TIMOTHY LAYTON: Yeah, I’ll just say that, you know, Medicaid is an expensive program. It’s mostly expensive because healthcare is expensive, and Medicaid itself is actually quite an efficient way to help people to access and use healthcare and improve their health. And, you know, there may be some tweaks that we can do on the margins to make it a little bit cheaper, but overall, like, it’s so much cheaper than all of the other ways that we provide health insurance to people and healthcare coverage to people. It’s really unlikely that it’s going to be a good source for kind of free lunch types of cuts. And any cuts that we’re going to do on Medicaid, most of them are more likely to be cutting bone rather than cutting fat relative to other programs.

[01:01:37]

SARA WHITLOCK: Thank you. Dr. McBride?

[01:01:39]

TIMOTHY MCBRIDE: I one hundred percent agree with my colleagues on that point of how low the cost is. It also has the lowest growth rate in spending compared to Medicare and private coverage. And the final point I’ll make is one I brought up earlier is that if you know one thing about Medicaid, know that 60 percent of the spending is for aged, blind, and disabled recipients. And so when you think about, as we’ve been pointing out, is that $880 billion, if it comes from Medicaid, that’s the population that’s helped by Medicaid. And these are people that are on Medicaid for a reason, because this is their insurance of last resort.

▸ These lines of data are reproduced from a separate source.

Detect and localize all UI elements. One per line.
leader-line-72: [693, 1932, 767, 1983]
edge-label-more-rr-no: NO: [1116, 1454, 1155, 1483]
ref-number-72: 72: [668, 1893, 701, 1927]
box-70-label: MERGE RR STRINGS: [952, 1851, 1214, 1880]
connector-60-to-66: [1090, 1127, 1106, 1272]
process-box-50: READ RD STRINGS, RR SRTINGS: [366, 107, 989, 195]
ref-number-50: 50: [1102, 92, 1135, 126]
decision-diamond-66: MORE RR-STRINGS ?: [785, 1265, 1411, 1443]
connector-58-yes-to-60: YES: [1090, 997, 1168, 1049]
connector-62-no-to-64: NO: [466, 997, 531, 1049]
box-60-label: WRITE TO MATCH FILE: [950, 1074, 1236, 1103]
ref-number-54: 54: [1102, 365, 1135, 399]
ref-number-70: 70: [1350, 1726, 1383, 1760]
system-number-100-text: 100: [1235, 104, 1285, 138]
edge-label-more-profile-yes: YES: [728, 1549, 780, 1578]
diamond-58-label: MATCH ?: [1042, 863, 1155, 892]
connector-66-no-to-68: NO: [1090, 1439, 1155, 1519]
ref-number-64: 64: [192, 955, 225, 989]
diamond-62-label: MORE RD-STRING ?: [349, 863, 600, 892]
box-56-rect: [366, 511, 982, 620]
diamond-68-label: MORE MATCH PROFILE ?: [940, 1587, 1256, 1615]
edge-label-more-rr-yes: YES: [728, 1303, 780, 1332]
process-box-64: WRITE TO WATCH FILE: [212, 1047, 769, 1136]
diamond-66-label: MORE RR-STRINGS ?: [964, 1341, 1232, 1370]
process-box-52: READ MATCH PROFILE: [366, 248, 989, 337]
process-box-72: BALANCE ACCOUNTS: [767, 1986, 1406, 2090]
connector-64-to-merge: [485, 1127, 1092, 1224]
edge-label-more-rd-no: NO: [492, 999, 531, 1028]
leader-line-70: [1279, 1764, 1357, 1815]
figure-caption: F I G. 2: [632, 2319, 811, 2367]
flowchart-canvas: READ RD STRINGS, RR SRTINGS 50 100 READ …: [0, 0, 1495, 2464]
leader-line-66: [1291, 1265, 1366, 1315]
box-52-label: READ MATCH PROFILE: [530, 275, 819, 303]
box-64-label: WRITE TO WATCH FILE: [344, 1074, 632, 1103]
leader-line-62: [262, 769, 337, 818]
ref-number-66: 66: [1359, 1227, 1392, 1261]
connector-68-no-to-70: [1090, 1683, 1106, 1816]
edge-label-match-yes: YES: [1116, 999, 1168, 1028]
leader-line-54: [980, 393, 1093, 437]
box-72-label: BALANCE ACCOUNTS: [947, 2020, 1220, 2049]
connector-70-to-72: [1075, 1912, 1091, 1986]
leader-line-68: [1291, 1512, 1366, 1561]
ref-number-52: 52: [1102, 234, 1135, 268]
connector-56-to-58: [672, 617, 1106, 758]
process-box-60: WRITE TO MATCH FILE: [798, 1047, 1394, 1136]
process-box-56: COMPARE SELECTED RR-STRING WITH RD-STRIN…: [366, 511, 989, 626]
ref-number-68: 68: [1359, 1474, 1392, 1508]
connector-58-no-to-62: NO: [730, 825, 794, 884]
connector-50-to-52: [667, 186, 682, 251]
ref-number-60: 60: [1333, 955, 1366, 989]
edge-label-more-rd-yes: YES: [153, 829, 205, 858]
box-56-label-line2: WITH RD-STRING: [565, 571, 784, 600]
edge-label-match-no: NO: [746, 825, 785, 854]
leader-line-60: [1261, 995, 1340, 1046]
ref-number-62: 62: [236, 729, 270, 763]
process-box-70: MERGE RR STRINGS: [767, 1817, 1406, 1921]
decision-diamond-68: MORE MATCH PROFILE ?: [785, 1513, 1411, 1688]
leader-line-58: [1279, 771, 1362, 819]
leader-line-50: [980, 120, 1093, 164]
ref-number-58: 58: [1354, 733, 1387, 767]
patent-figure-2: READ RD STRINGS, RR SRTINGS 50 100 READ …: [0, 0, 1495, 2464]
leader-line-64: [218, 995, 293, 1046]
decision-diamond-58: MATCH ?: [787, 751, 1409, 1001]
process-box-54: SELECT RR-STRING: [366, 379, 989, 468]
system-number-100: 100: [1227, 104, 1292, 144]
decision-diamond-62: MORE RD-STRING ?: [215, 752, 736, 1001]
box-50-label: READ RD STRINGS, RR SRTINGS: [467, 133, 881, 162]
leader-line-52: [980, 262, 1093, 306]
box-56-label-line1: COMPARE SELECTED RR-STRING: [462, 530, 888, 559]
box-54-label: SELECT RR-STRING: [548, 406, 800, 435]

And yet 75 percent of the people on Medicaid, most of them are children. And they’re relatively low cost as Dr. Layton pointed out. So, you know, ironically, a lot of the people on Medicaid are relatively low-cost children. But most of the costs are for people who are disabilities, and people in nursing homes, and people who are chronically ill. So think about who we’re serving and where those costs are.

[01:02:56]

SARA WHITLOCK: Thank you so much. So to our scientists here today, enormous thank you for packing so much valuable expertise into this briefing at a time when it’s really important to understand Medicaid and our health coverage network. And thank you to all the journalists who took time to be here to get deeper context to inform your coverage. And I hope that we will see you at our next briefing.